Quincy Smith, who works with the anti-violence group CeaseFire, said he and other community leaders had made a concerted effort to urge people “to leave the guns at home” over the holiday.

Detroit police also asked the public to help them by calling 911 if they notice that arguments at gatherings and July Fourth events are getting heated, “before tempers flare to the point of shooting.”

“It’s okay to walk away. It’s okay to say, ‘I’m walking away for a few minutes,'” Smith said community leaders have stressed.

Former Detroit deputy mayor Isaiah “Ike” McKinnon, who also previously served as the city’s police chief, said he’s been talking to teens and young adults for years about why they get involved in gun violence. He said there is a lack of hope for a good future that leads to a feeling of, “Let’s live for today, because we don’t know if tomorrow is coming.”
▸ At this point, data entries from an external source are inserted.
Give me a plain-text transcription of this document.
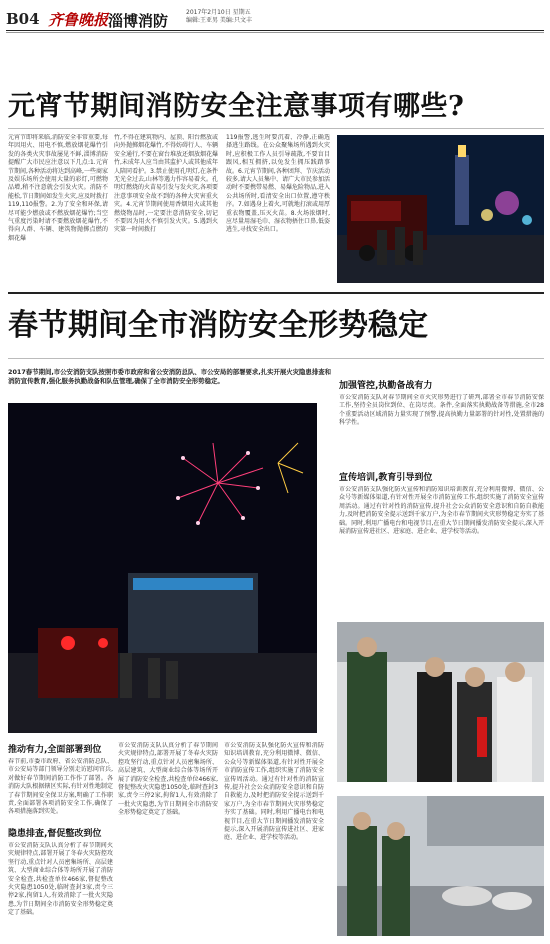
B04 齐鲁晚报 淄博消防	2017年2月10日 星期五
编辑:王亚男 美编:只文丰
元宵节期间消防安全注意事项有哪些?
元宵节即将来临,消防安全非常重要,每年因用火、用电不慎,燃放烟花爆竹引发的各类火灾事故屡见不鲜,淄博消防提醒广大市民应注意以下几点:1.元宵节期间,各种活动将达到高峰,一些商家及娱乐场所会使用大量的彩灯,可燃物品增,稍不注意就会引发火灾。消防不能松,节日期间如发生火灾,应及时拨打119,110报警。2.为了安全和环保,请尽可能少燃放或不燃放烟花爆竹;当空气重度污染时请不要燃放烟花爆竹,不得向人群、车辆、建筑物抛掷点燃的烟花爆
竹,不得在建筑物内、屋顶、阳台燃放或向外抛掷烟花爆竹,不得妨碍行人、车辆安全通行,不要在窗台堆放还烟放烟花爆竹,未成年人应当由其监护人或其他成年人陪同看护。3.禁止使用孔明灯,在条件无光全过去,山林等遇力作容易着火。孔明灯燃烧的火苗易引发与发火灾,各项要注意事项安全故不到的各种大灾害重火灾。4.元宵节期间使用香烟用火或其他燃烧物品时,一定要注意消防安全,切记不要因为用火不慎引发火灾。5.遇到火灾第一时间拨打
119报警,逃生时要沉着、冷静,正确选择逃生路线。在公众聚集场所遇到火灾时,应积极工作人员引导疏散,不要盲目跟风,相互拥挤,以免发生拥压践踏事故。6.元宵节期间,各种团拜、节庆活动较多,请大人员集中、请广大市民参加活动时不要携带易燃、易爆危险物品,进入公共场所时,看清安全出口位置,遵守秩序。7.如遇身上着火,可就地打滚或用厚重衣物覆盖,压灭火苗。8.火场浓烟时,应尽量用湿毛巾、湿衣物捂住口鼻,低姿逃生,寻找安全出口。
春节期间全市消防安全形势稳定
2017春节期间,市公安消防支队按照市委市政府和省公安消防总队、市公安局的部署要求,扎实开展火灾隐患排查和消防宣传教育,强化服务执勤战备和队伍管理,确保了全市消防安全形势稳定。
加强管控,执勤备战有力
市公安消防支队对春节期间全市火灾形势进行了研判,部署全市春节消防安保工作,坚持全员岗位到位、在岗尽责。条件,全面落实执勤战备等措施,全市28个重要活动区域消防力量实现了预警,提高执勤力量部署的针对性,处置措施的科学性。
宣传培训,教育引导到位
市公安消防支队强化防火宣传和消防知识培训教育,充分利用微博、微信、公众号等新媒体渠道,有针对性开展全市消防宣传工作,组织实施了消防安全宣传周活动。通过有针对性的消防宣传,提升社会公众消防安全意识和自防自救能力,及时把消防安全提示送到千家万户,为全市春节期间火灾形势稳定夯实了基础。同时,利用广播电台和电视节目,在重大节日期间播发消防安全提示,深入开展消防宣传进社区、进家庭、进企业、进学校等活动。
推动有力,全面部署到位
春节前,市委市政府、省公安消防总队、市公安局等部门领导分别走访慰问官兵,对做好春节期间消防工作作了部署。各消防大队根据辖区实际,有针对性地制定了春节期间安全保卫方案,明确了工作职责,全面部署各项消防安全工作,确保了各项措施落到实处。
隐患排查,督促整改到位
市公安消防支队认真分析了春节期间火灾规律特点,部署开展了冬春火灾防控攻坚行动,重点针对人员密集场所、高层建筑、大型商业综合体等场所开展了消防安全检查,共检查单位466家,督促整改火灾隐患1050处,临时查封3家,责令三停2家,拘留1人,有效消除了一批火灾隐患,为节日期间全市消防安全形势稳定奠定了基础。
市公安消防支队认真分析了春节期间火灾规律特点,部署开展了冬春火灾防控攻坚行动,重点针对人员密集场所、高层建筑、大型商业综合体等场所开展了消防安全检查,共检查单位466家,督促整改火灾隐患1050处,临时查封3家,责令三停2家,拘留1人,有效消除了一批火灾隐患,为节日期间全市消防安全形势稳定奠定了基础。
市公安消防支队强化防火宣传和消防知识培训教育,充分利用微博、微信、公众号等新媒体渠道,有针对性开展全市消防宣传工作,组织实施了消防安全宣传周活动。通过有针对性的消防宣传,提升社会公众消防安全意识和自防自救能力,及时把消防安全提示送到千家万户,为全市春节期间火灾形势稳定夯实了基础。同时,利用广播电台和电视节目,在重大节日期间播发消防安全提示,深入开展消防宣传进社区、进家庭、进企业、进学校等活动。
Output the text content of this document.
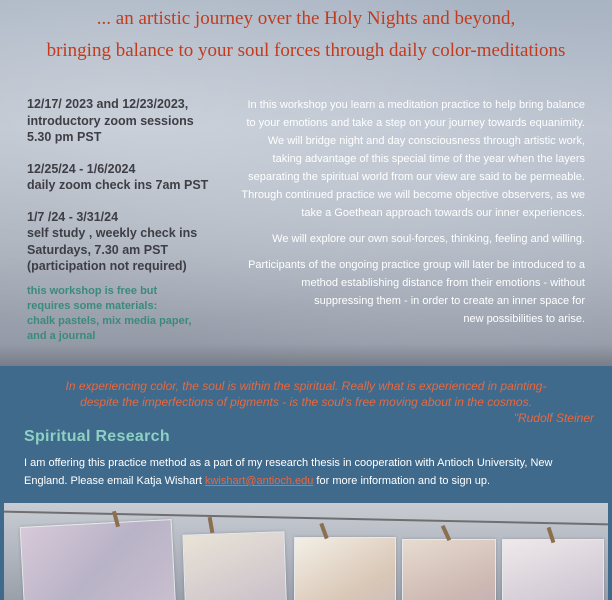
... an artistic journey over the Holy Nights and beyond,
bringing balance to your soul forces through daily color-meditations
12/17/ 2023 and 12/23/2023,
introductory zoom sessions
5.30 pm PST
12/25/24 - 1/6/2024
daily zoom check ins 7am PST
1/7 /24 - 3/31/24
self study , weekly check ins
Saturdays, 7.30 am PST
(participation not required)
this workshop is free but
requires some materials:
chalk pastels, mix media paper,
and a journal

In this workshop you learn a meditation practice to help bring balance
to your emotions and take a step on your journey towards equanimity.
We will bridge night and day consciousness through artistic work,
taking advantage of this special time of the year when the layers
separating the spiritual world from our view are said to be permeable.
Through continued practice we will become objective observers, as we
take a Goethean approach towards our inner experiences.

We will explore our own soul-forces, thinking, feeling and willing.

Participants of the ongoing practice group will later be introduced to a
method establishing distance from their emotions - without
suppressing them - in order to create an inner space for
new possibilities to arise.

In experiencing color, the soul is within the spiritual. Really what is experienced in painting-
despite the imperfections of pigments - is the soul's free moving about in the cosmos.
"Rudolf Steiner
Spiritual Research
I am offering this practice method as a part of my research thesis in cooperation with Antioch University, New England. Please email Katja Wishart kwishart@antioch.edu for more information and to sign up.
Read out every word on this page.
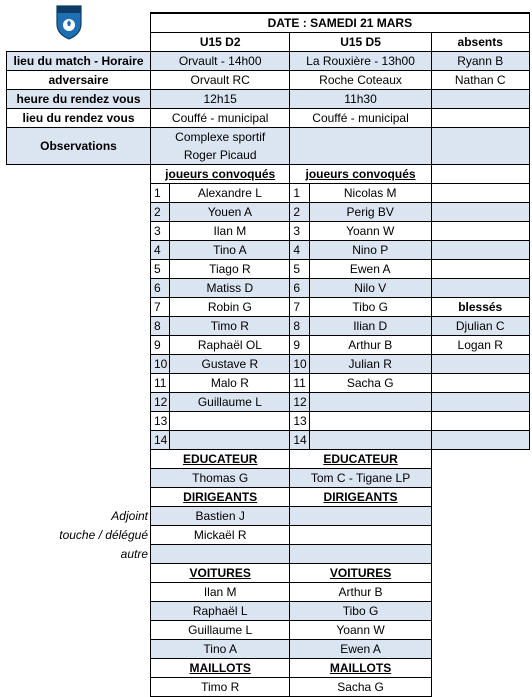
	DATE : SAMEDI 21 MARS				
	U15 D2		U15 D5		absents
lieu du match - Horaire	Orvault - 14h00		La Rouxière - 13h00		Ryann B
adversaire	Orvault RC		Roche Coteaux		Nathan C
heure du rendez vous	12h15		11h30		
lieu du rendez vous	Couffé - municipal		Couffé - municipal		
Observations	Complexe sportif
Roger Picaud				

	joueurs convoqués		joueurs convoqués		
	1	Alexandre L	1	Nicolas M	
	2	Youen A	2	Perig BV	
	3	Ilan M	3	Yoann W	
	4	Tino A	4	Nino P	
	5	Tiago R	5	Ewen A	
	6	Matiss D	6	Nilo V	
	7	Robin G	7	Tibo G	blessés
	8	Timo R	8	Ilian D	Djulian C
	9	Raphaël OL	9	Arthur B	Logan R
	10	Gustave R	10	Julian R	
	11	Malo R	11	Sacha G	
	12	Guillaume L	12		
	13		13		
	14		14		
	EDUCATEUR		EDUCATEUR		
	Thomas G		Tom C - Tigane LP		
	DIRIGEANTS		DIRIGEANTS		
Adjoint	Bastien J				
touche / délégué	Mickaël R				
autre					
	VOITURES		VOITURES		
	Ilan M		Arthur B		
	Raphaël L		Tibo G		
	Guillaume L		Yoann W		
	Tino A		Ewen A		
	MAILLOTS		MAILLOTS		
	Timo R		Sacha G		
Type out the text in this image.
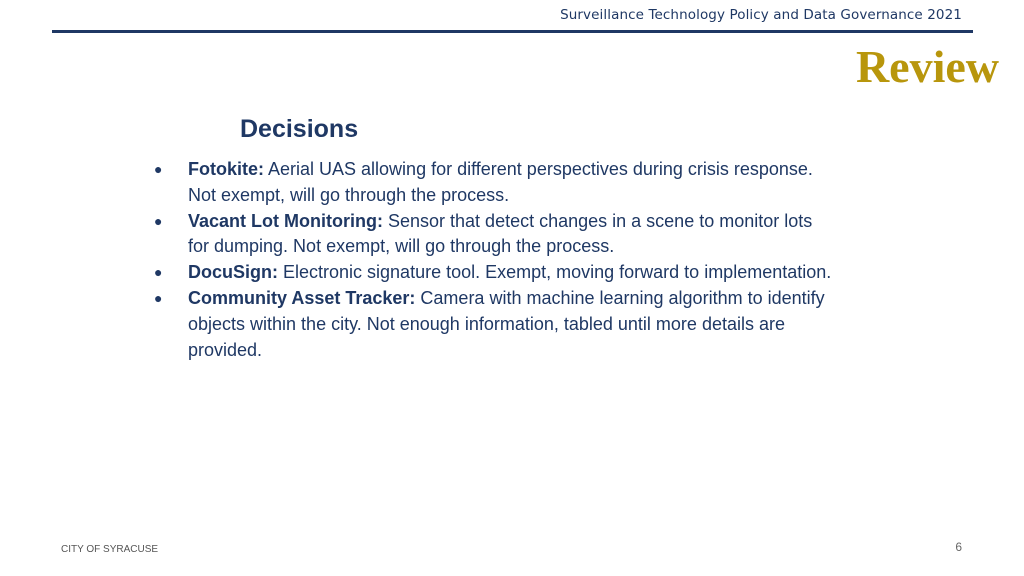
Surveillance Technology Policy and Data Governance 2021
Review
Decisions
● Fotokite: Aerial UAS allowing for different perspectives during crisis response. Not exempt, will go through the process.
● Vacant Lot Monitoring: Sensor that detect changes in a scene to monitor lots for dumping. Not exempt, will go through the process.
● DocuSign: Electronic signature tool. Exempt, moving forward to implementation.
● Community Asset Tracker: Camera with machine learning algorithm to identify objects within the city. Not enough information, tabled until more details are provided.
CITY OF SYRACUSE	6
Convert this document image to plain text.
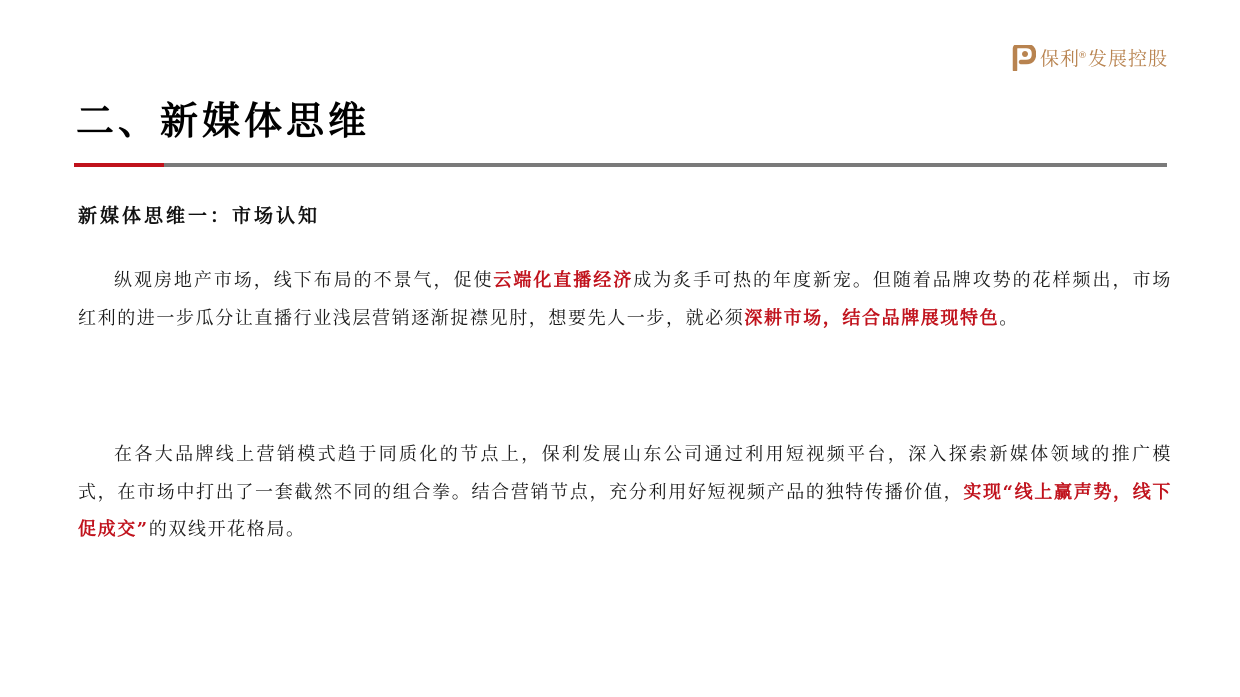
保利®发展控股
二、新媒体思维
新媒体思维一：市场认知

纵观房地产市场，线下布局的不景气，促使云端化直播经济成为炙手可热的年度新宠。但随着品牌攻势的花样频出，市场红利的进一步瓜分让直播行业浅层营销逐渐捉襟见肘，想要先人一步，就必须深耕市场，结合品牌展现特色。

在各大品牌线上营销模式趋于同质化的节点上，保利发展山东公司通过利用短视频平台，深入探索新媒体领域的推广模式，在市场中打出了一套截然不同的组合拳。结合营销节点，充分利用好短视频产品的独特传播价值，实现“线上赢声势，线下促成交”的双线开花格局。
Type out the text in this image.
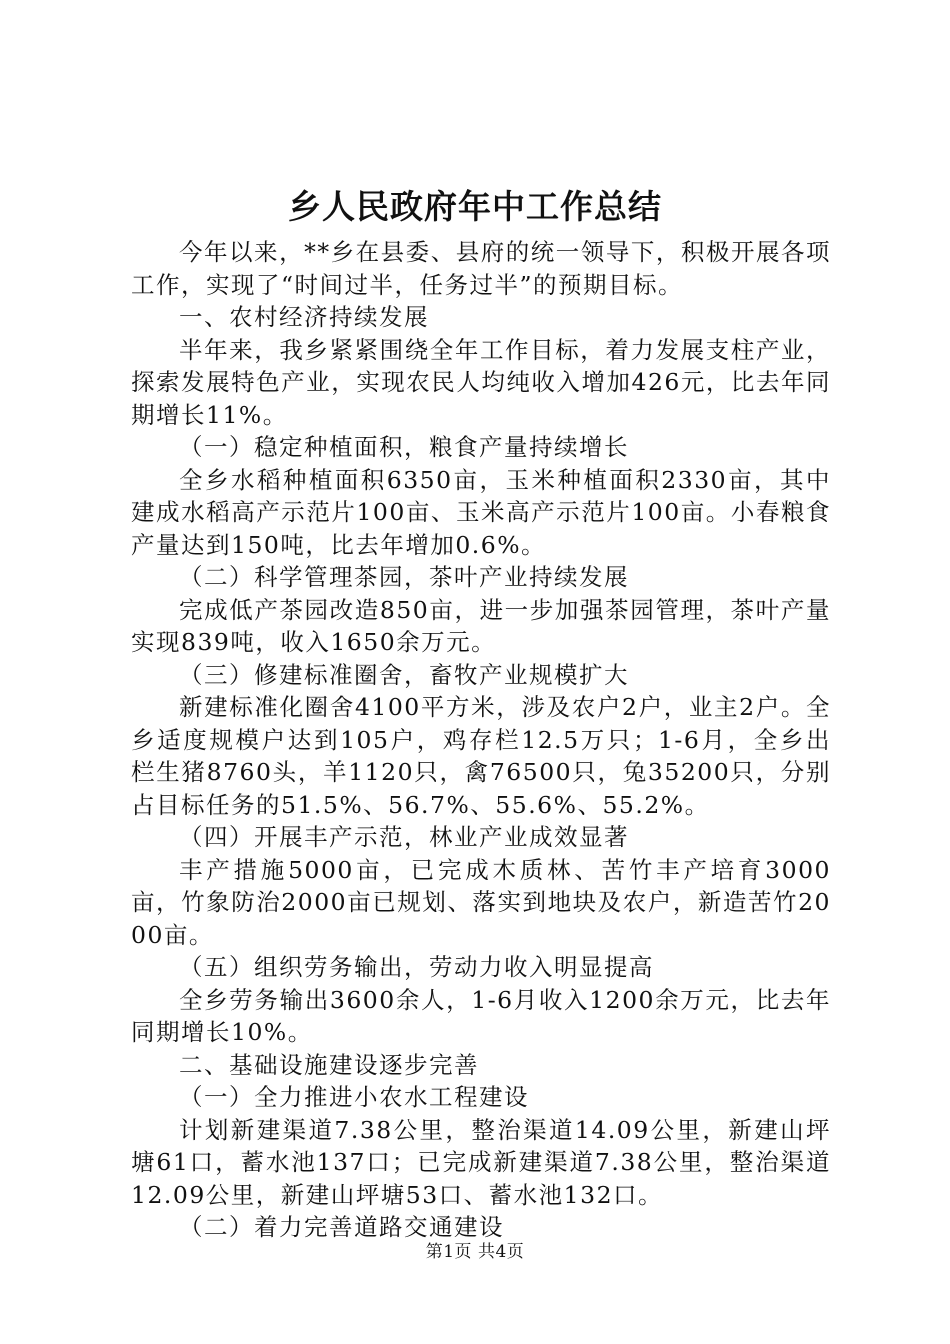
乡人民政府年中工作总结

今年以来，**乡在县委、县府的统一领导下，积极开展各项工作，实现了“时间过半，任务过半”的预期目标。

一、农村经济持续发展

半年来，我乡紧紧围绕全年工作目标，着力发展支柱产业，探索发展特色产业，实现农民人均纯收入增加426元，比去年同期增长11%。

（一）稳定种植面积，粮食产量持续增长

全乡水稻种植面积6350亩，玉米种植面积2330亩，其中建成水稻高产示范片100亩、玉米高产示范片100亩。小春粮食产量达到150吨，比去年增加0.6%。

（二）科学管理茶园，茶叶产业持续发展

完成低产茶园改造850亩，进一步加强茶园管理，茶叶产量实现839吨，收入1650余万元。

（三）修建标准圈舍，畜牧产业规模扩大

新建标准化圈舍4100平方米，涉及农户2户，业主2户。全乡适度规模户达到105户，鸡存栏12.5万只；1-6月，全乡出栏生猪8760头，羊1120只，禽76500只，兔35200只，分别占目标任务的51.5%、56.7%、55.6%、55.2%。

（四）开展丰产示范，林业产业成效显著

丰产措施5000亩，已完成木质林、苦竹丰产培育3000亩，竹象防治2000亩已规划、落实到地块及农户，新造苦竹2000亩。

（五）组织劳务输出，劳动力收入明显提高

全乡劳务输出3600余人，1-6月收入1200余万元，比去年同期增长10%。

二、基础设施建设逐步完善

（一）全力推进小农水工程建设

计划新建渠道7.38公里，整治渠道14.09公里，新建山坪塘61口，蓄水池137口；已完成新建渠道7.38公里，整治渠道12.09公里，新建山坪塘53口、蓄水池132口。

（二）着力完善道路交通建设

第1页 共4页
“This became the prevailing attitude,” said McKinnon, 80. “They don’t see this as the birthday of this country. They see it as ‘maybe I go to a function and get something to eat.’ They can’t think about the meaning of a holiday when they are in dire straits and trying to survive.”

The Rev. Earle J. Fisher, a community activist in Memphis, a city that is gripped by a spate of homicides, nonetheless cautioned against making too broad a connection between mass shootings and the Fourth of July. To many parts of the country, Fisher said, the issue of gun violence is a permanent fixture that has nothing to do with the calendar.

“These things happen every day somewhere,” he said. “From my vantage point, I cannot identify the uniqueness of what happened this weekend, or happened July 4, to what seems to happen somewhere in this country, every day.”